Exsolution is a powerful tool that allows the improvement of the materials’ catalytic performance through the formation of highly catalytically active metallic nanoparticles of easily reducible 3d metals on the material’s surface. Exsolved nanoparticles are well anchored to the matrix, show superior coking and agglomeration resistance and outstanding catalytic activity. To fully utilize the benefits of exsolution, the meticulous control of both the reduction process parameters (temperature, time and oxygen partial pressure) and material’s composition (A-site deficiency, oxygen non-stoichiometry and the content of dopants) is necessary. In the context of exsolution, double perovskites are an especially promising group of materials because of their structure tuneability and doping flexibility. A prominent example of such a structure is the Sr₂Fe_1.5Mo_0.5O₆ system, which is already widely considered for application as an electrode material in solid oxide cells (SOC) technology and in the field of catalysis.

Therefore, in this study, we propose Cu and multicomponent (Cu, Co, Fe, Ni) doping of the conventional Sr₂Fe_1.5Mo_0.5O₆ double perovskite structure. The careful optimization of the synthesis and calcination process allows obtaining single-phase compositions of typical Fm-3m double perovskite symmetry. Special attention is paid to the optimization of the conditions of the exsolution process (temperature and time) and their influence on the stability of the double perovskite structure, the chemical composition of exsolved metallic nanoparticles and/or alloys, the population, size, and distribution of nanoparticles per unit area. It should allow for the assessment of the role of each individual dopant in the modification of the materials properties using X-ray diffraction (XRD), scanning electron microscopy (SEM) and X-ray photoelectron spectroscopy (XPS) techniques. The reducibility of each composition is assessed both theoretically and experimentally, using temperature-programmed reduction (TPR).

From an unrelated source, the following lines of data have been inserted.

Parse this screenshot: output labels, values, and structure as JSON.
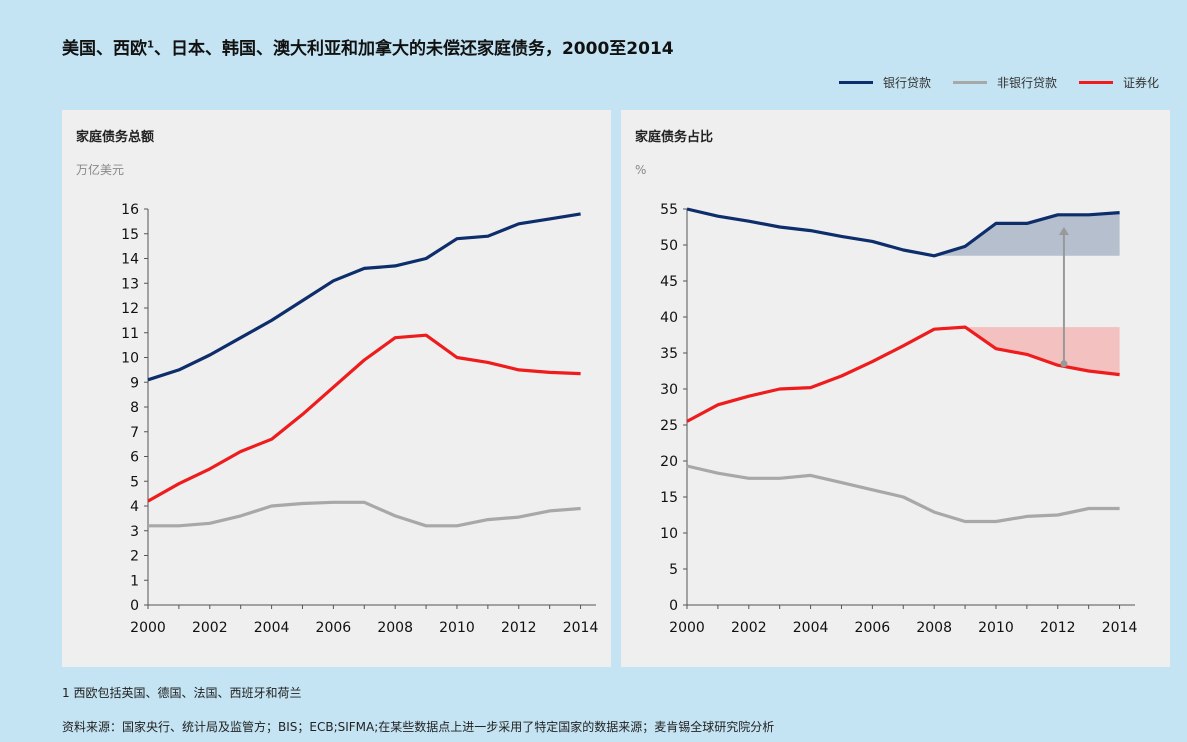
{
  "title": {
    "main": "美国、西欧",
    "sup": "1",
    "rest": "、日本、韩国、澳大利亚和加拿大的未偿还家庭债务，2000至2014"
  },
  "legend": [
    {
      "label": "银行贷款",
      "color": "#0d2d6b"
    },
    {
      "label": "非银行贷款",
      "color": "#a8a8a8"
    },
    {
      "label": "证券化",
      "color": "#ee1c1c"
    }
  ],
  "footnote": "1 西欧包括英国、德国、法国、西班牙和荷兰",
  "source": "资料来源：国家央行、统计局及监管方；BIS；ECB;SIFMA;在某些数据点上进一步采用了特定国家的数据来源；麦肯锡全球研究院分析",
  "chart_data": [
    {
      "type": "line",
      "title": "家庭债务总额",
      "ylabel": "万亿美元",
      "ylim": [
        0,
        16
      ],
      "yticks": [
        "0",
        "1",
        "2",
        "3",
        "4",
        "5",
        "6",
        "7",
        "8",
        "9",
        "10",
        "11",
        "12",
        "13",
        "14",
        "15",
        "16"
      ],
      "xlim": [
        2000,
        2014.5
      ],
      "xticks": [
        "2000",
        "2002",
        "2004",
        "2006",
        "2008",
        "2010",
        "2012",
        "2014"
      ],
      "series": [
        {
          "name": "银行贷款",
          "color": "#0d2d6b",
          "x": [
            2000,
            2001,
            2002,
            2003,
            2004,
            2005,
            2006,
            2007,
            2008,
            2009,
            2010,
            2011,
            2012,
            2013,
            2014
          ],
          "values": [
            9.1,
            9.5,
            10.1,
            10.8,
            11.5,
            12.3,
            13.1,
            13.6,
            13.7,
            14.0,
            14.8,
            14.9,
            15.4,
            15.6,
            15.8
          ]
        },
        {
          "name": "证券化",
          "color": "#ee1c1c",
          "x": [
            2000,
            2001,
            2002,
            2003,
            2004,
            2005,
            2006,
            2007,
            2008,
            2009,
            2010,
            2011,
            2012,
            2013,
            2014
          ],
          "values": [
            4.2,
            4.9,
            5.5,
            6.2,
            6.7,
            7.7,
            8.8,
            9.9,
            10.8,
            10.9,
            10.0,
            9.8,
            9.5,
            9.4,
            9.35
          ]
        },
        {
          "name": "非银行贷款",
          "color": "#a8a8a8",
          "x": [
            2000,
            2001,
            2002,
            2003,
            2004,
            2005,
            2006,
            2007,
            2008,
            2009,
            2010,
            2011,
            2012,
            2013,
            2014
          ],
          "values": [
            3.2,
            3.2,
            3.3,
            3.6,
            4.0,
            4.1,
            4.15,
            4.15,
            3.6,
            3.2,
            3.2,
            3.45,
            3.55,
            3.8,
            3.9
          ]
        }
      ]
    },
    {
      "type": "line",
      "title": "家庭债务占比",
      "ylabel": "%",
      "ylim": [
        0,
        55
      ],
      "yticks": [
        "0",
        "5",
        "10",
        "15",
        "20",
        "25",
        "30",
        "35",
        "40",
        "45",
        "50",
        "55"
      ],
      "xlim": [
        2000,
        2014.5
      ],
      "xticks": [
        "2000",
        "2002",
        "2004",
        "2006",
        "2008",
        "2010",
        "2012",
        "2014"
      ],
      "series": [
        {
          "name": "银行贷款",
          "color": "#0d2d6b",
          "x": [
            2000,
            2001,
            2002,
            2003,
            2004,
            2005,
            2006,
            2007,
            2008,
            2009,
            2010,
            2011,
            2012,
            2013,
            2014
          ],
          "values": [
            55.0,
            54.0,
            53.3,
            52.5,
            52.0,
            51.2,
            50.5,
            49.3,
            48.5,
            49.8,
            53.0,
            53.0,
            54.2,
            54.2,
            54.5
          ]
        },
        {
          "name": "证券化",
          "color": "#ee1c1c",
          "x": [
            2000,
            2001,
            2002,
            2003,
            2004,
            2005,
            2006,
            2007,
            2008,
            2009,
            2010,
            2011,
            2012,
            2013,
            2014
          ],
          "values": [
            25.5,
            27.8,
            29.0,
            30.0,
            30.2,
            31.8,
            33.8,
            36.0,
            38.3,
            38.6,
            35.6,
            34.8,
            33.3,
            32.5,
            32.0
          ]
        },
        {
          "name": "非银行贷款",
          "color": "#a8a8a8",
          "x": [
            2000,
            2001,
            2002,
            2003,
            2004,
            2005,
            2006,
            2007,
            2008,
            2009,
            2010,
            2011,
            2012,
            2013,
            2014
          ],
          "values": [
            19.3,
            18.3,
            17.6,
            17.6,
            18.0,
            17.0,
            16.0,
            15.0,
            12.9,
            11.6,
            11.6,
            12.3,
            12.5,
            13.4,
            13.4
          ]
        }
      ],
      "bands": [
        {
          "color": "#aab6c8",
          "x_start": 2008,
          "x_end": 2014,
          "ref": 48.5,
          "series": "银行贷款"
        },
        {
          "color": "#f4b8b8",
          "x_start": 2009,
          "x_end": 2014,
          "ref": 38.6,
          "series": "证券化"
        }
      ],
      "arrow": {
        "x": 2012.2,
        "from": 33.5,
        "to": 52.5
      }
    }
  ]
}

Additionally, a very detailed structural analysis allowing estimating the oxygen content and oxidation state of each element using iodometric titration, thermogravimetry and X-ray absorption spectroscopy (XAS) is conducted for both oxidized and reduced materials. Electrical data shows the presence of metallic-like type of conductivity at higher temperatures in air for all materials, while after reduction they behave like typical semiconductors. The presence of a chemical expansion mechanism responsible for elevated TEC values at higher temperatures is confirmed by dilatometric measurements. Meticulous analysis of various properties under oxidizing and reducing conditions together with careful optimization of the exsolution process provides a very solid foundation and gives hope for successful utilization of the presented materials in solid oxide cell- and catalysis-related applications.